Boyden, who is a renowned creator of tools to analyze and control the brain, will play a key role in merging bionics technologies with the nervous system. “The Yang Center for Bionics will be a research center unlike any other in the world,” he says. “A deep understanding of complex biological systems, coupled with rapid advances in human-machine bionic interfaces, mean we will soon have the capability to offer entirely new strategies for individuals who experience disability. It is an honor to be part of the center’s founding team.”

Center priorities

In its first four years, the K. Lisa Yang Center for Bionics will focus on developing and testing three bionic technologies:

  • Digital nervous system: to eliminate movement disorders caused by spinal cord injuries, using computer-controlled muscle activations to control limb movements while simultaneously stimulating spinal cord repair
  • Brain-controlled limb exoskeletons: to assist weak muscles and enable natural movement for people affected by stroke or musculoskeletal disorders
  • Bionic limb reconstruction: to restore natural, brain-controlled movements as well as the sensation of touch and proprioception (awareness of position and movement) from bionic limbs

A fourth priority will be developing a mobile delivery system to ensure patients in medically underserved communities have access to prosthetic limb services. Investigators will field test a system that uses a mobile clinic to conduct the medical imaging needed to design personalized, comfortable prosthetic limbs and to fit the prostheses to patients where they live. Investigators plan to initially bring this mobile delivery system to Sierra Leone, where thousands of people suffered amputations during the country’s 11-year civil war. While the population of persons with amputation continues to increase each year in Sierra Leone, today less than 10% of persons in need benefit from functional prostheses. Through the mobile delivery system, a key center objective is to scale up production and access of functional limb prostheses for Sierra Leoneans in dire need.
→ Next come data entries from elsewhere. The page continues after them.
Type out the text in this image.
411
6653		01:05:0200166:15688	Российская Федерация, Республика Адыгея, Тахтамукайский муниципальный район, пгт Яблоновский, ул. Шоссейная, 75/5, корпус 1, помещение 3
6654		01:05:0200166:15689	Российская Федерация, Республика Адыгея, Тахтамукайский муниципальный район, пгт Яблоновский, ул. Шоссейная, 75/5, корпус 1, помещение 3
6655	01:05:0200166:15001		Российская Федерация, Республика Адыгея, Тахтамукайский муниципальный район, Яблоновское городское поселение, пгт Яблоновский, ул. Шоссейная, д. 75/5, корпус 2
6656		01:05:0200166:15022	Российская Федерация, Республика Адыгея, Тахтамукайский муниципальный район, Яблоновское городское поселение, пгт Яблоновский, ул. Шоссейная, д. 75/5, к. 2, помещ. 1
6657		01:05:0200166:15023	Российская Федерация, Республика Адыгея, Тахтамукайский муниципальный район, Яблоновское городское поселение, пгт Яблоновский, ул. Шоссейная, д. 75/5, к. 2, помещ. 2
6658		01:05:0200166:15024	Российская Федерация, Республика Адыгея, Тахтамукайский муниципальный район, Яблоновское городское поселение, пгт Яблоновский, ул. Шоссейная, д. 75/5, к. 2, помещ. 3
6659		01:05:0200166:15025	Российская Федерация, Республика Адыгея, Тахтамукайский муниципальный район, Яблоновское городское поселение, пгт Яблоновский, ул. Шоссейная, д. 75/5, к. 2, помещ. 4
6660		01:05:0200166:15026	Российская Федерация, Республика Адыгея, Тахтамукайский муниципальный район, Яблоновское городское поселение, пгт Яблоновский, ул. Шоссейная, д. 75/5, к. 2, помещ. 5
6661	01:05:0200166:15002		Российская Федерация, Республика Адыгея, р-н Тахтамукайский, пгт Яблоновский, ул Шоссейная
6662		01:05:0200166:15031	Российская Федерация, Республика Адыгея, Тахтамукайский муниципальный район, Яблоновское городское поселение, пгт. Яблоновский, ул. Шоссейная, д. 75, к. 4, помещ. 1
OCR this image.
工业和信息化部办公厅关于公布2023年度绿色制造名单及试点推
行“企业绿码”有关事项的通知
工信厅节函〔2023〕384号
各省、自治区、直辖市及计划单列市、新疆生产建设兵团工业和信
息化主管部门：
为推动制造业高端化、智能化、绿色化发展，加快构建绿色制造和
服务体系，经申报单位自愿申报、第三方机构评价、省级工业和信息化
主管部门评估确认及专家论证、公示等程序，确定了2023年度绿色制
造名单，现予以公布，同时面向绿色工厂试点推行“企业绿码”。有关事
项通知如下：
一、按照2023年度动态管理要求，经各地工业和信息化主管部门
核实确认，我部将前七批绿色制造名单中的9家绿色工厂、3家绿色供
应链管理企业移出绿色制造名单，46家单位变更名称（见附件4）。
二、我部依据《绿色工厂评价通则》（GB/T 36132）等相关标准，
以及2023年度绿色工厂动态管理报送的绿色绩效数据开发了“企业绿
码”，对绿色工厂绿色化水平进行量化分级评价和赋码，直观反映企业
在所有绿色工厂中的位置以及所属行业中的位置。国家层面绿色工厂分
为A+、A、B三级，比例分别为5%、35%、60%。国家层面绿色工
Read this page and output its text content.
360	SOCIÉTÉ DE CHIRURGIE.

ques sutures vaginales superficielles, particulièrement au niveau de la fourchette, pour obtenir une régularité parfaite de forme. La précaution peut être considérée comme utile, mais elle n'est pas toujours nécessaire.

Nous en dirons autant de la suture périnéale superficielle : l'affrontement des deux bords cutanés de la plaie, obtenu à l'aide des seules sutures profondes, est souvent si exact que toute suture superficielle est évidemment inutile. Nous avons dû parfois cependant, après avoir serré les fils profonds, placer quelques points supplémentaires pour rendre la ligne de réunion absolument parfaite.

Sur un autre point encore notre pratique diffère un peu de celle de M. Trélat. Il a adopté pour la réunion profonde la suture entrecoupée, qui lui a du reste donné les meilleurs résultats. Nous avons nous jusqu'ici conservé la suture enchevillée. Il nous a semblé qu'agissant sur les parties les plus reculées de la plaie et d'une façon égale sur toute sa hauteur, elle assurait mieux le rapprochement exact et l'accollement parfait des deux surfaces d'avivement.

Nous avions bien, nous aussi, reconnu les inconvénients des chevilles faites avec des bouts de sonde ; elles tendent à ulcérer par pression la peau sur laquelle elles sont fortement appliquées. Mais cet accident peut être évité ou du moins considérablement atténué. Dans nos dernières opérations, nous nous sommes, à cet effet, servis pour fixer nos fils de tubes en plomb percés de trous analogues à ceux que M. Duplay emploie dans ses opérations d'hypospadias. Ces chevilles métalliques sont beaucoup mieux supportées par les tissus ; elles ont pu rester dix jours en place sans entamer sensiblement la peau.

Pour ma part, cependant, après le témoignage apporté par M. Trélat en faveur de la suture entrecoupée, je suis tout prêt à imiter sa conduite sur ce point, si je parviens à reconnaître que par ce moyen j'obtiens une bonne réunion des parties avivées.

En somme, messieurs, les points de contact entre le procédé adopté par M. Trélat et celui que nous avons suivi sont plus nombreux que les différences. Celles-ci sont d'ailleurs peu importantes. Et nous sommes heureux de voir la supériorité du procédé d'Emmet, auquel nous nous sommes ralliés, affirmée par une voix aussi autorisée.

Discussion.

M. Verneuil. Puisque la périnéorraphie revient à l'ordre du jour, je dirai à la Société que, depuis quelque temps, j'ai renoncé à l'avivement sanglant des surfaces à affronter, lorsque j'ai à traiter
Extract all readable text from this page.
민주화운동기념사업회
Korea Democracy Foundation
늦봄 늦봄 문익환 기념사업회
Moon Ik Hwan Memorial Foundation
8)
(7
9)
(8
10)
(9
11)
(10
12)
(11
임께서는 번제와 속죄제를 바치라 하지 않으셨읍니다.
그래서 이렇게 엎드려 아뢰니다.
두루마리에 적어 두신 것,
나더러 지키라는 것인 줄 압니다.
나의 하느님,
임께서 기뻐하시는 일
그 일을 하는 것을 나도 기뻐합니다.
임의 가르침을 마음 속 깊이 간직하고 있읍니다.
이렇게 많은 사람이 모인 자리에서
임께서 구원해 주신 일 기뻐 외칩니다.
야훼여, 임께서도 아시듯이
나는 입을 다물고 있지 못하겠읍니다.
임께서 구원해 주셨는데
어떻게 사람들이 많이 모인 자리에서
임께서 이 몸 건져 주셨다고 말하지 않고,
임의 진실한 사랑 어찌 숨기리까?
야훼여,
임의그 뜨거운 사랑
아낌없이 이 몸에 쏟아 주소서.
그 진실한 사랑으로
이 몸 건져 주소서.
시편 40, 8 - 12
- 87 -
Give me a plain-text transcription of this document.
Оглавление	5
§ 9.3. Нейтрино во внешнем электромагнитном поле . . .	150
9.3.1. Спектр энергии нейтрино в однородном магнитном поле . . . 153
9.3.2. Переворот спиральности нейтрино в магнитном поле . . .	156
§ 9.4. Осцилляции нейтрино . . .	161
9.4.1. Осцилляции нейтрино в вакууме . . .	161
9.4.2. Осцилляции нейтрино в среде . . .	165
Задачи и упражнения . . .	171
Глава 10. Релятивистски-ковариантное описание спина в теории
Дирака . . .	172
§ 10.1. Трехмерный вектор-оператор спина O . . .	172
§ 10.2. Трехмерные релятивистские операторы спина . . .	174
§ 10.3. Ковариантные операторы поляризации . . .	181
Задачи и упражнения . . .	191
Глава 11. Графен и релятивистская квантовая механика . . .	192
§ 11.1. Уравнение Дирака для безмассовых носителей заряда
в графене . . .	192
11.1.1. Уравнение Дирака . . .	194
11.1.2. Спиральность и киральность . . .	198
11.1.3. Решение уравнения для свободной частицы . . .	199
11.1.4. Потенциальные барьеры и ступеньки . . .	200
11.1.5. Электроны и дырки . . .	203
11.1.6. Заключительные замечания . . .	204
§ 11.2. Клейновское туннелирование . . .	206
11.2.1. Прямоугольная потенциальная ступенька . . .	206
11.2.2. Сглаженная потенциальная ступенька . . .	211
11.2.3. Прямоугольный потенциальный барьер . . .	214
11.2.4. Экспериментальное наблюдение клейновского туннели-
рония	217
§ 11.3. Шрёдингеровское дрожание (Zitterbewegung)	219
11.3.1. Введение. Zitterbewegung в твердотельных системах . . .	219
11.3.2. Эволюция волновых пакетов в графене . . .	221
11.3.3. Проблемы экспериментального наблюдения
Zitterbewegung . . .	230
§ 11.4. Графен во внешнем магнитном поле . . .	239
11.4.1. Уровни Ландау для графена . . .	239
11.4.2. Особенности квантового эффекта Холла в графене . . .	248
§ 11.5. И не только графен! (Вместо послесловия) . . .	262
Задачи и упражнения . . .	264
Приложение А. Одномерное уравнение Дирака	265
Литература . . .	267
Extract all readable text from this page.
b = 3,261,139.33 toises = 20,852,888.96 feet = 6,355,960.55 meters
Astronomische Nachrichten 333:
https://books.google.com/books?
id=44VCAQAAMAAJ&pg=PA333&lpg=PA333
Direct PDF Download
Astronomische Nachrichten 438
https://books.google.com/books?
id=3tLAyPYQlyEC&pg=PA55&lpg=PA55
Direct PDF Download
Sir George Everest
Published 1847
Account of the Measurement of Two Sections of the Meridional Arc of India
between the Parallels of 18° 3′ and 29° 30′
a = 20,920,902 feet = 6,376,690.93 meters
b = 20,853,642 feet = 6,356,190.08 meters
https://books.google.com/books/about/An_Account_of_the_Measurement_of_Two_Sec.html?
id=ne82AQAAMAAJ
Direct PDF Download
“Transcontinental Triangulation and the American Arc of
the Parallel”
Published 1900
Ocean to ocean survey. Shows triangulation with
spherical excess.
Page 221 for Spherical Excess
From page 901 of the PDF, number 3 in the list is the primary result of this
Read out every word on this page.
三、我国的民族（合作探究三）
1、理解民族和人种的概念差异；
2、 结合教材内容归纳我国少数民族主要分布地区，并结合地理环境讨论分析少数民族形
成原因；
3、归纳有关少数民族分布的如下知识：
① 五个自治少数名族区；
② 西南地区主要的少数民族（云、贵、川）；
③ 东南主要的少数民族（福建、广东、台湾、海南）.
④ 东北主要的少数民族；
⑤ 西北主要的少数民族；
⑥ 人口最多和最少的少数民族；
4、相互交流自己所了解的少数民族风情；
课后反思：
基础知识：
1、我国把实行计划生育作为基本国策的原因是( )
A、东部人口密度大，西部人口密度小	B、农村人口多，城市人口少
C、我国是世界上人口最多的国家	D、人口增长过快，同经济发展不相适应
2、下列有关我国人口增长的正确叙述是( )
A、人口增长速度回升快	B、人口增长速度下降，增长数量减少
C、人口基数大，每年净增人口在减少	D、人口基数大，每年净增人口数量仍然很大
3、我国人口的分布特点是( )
Portrait of Lisa Yang, Hugh Herr, Julius Maada Bio, and David Moinina Sengeh (from left to right).
Philanthropist Lisa Yang (far left) and MIT bionics researcher Hugh Herr (second from left) met with Sierra Leone’s President Julius Maada Bio (second from right) and Chief Innovation Officer for the Directorate of Science, Technology and Innovation, David Moinina Sengeh, to discuss the mobile clinic component of the new K. Lisa Yang Center for Bionics at MIT. Photo: David Moinina Sengeh

“The mobile prosthetics service fueled by the K. Lisa Yang Center for Bionics at MIT is an innovative solution to a global problem,” said Julius Maada Bio, President of Sierra Leone. “I am proud that Sierra Leone will be the first site for deploying this state-of-the-art digital design and fabrication process. As leader of a government that promotes innovative technologies and prioritizes human capital development, I am overjoyed that this pilot project will give Sierra Leoneans (especially in rural areas) access to quality limb prostheses and thus improve their quality of life.”

Together, Herr and Boyden will launch research at the bionics center with three other MIT faculty: Assistant Professor of Media Arts and Sciences Canan Dagdeviren, Walter A. Rosenblith Professor of Cognitive Neuroscience Nancy Kanwisher, and David H. Koch (1962) Institute Professor Robert Langer. They will work closely with three clinical collaborators at Harvard Medical School: orthopedic surgeon Marco Ferrone, plastic surgeon Matthew Carty, and Nancy Oriol, Faculty Associate Dean for Community Engagement in Medical Education.

“Lisa Yang and I share a vision for a future in which each and every person in the world has the right to live without a debilitating disability if they so choose,” adds Herr. “The Yang Center will be a potent catalyst for true innovation and impact in the bionics space, and I am overjoyed to work with my colleagues at MIT, and our accomplished clinical partners at Harvard, to make important steps forward to help realize this vision.”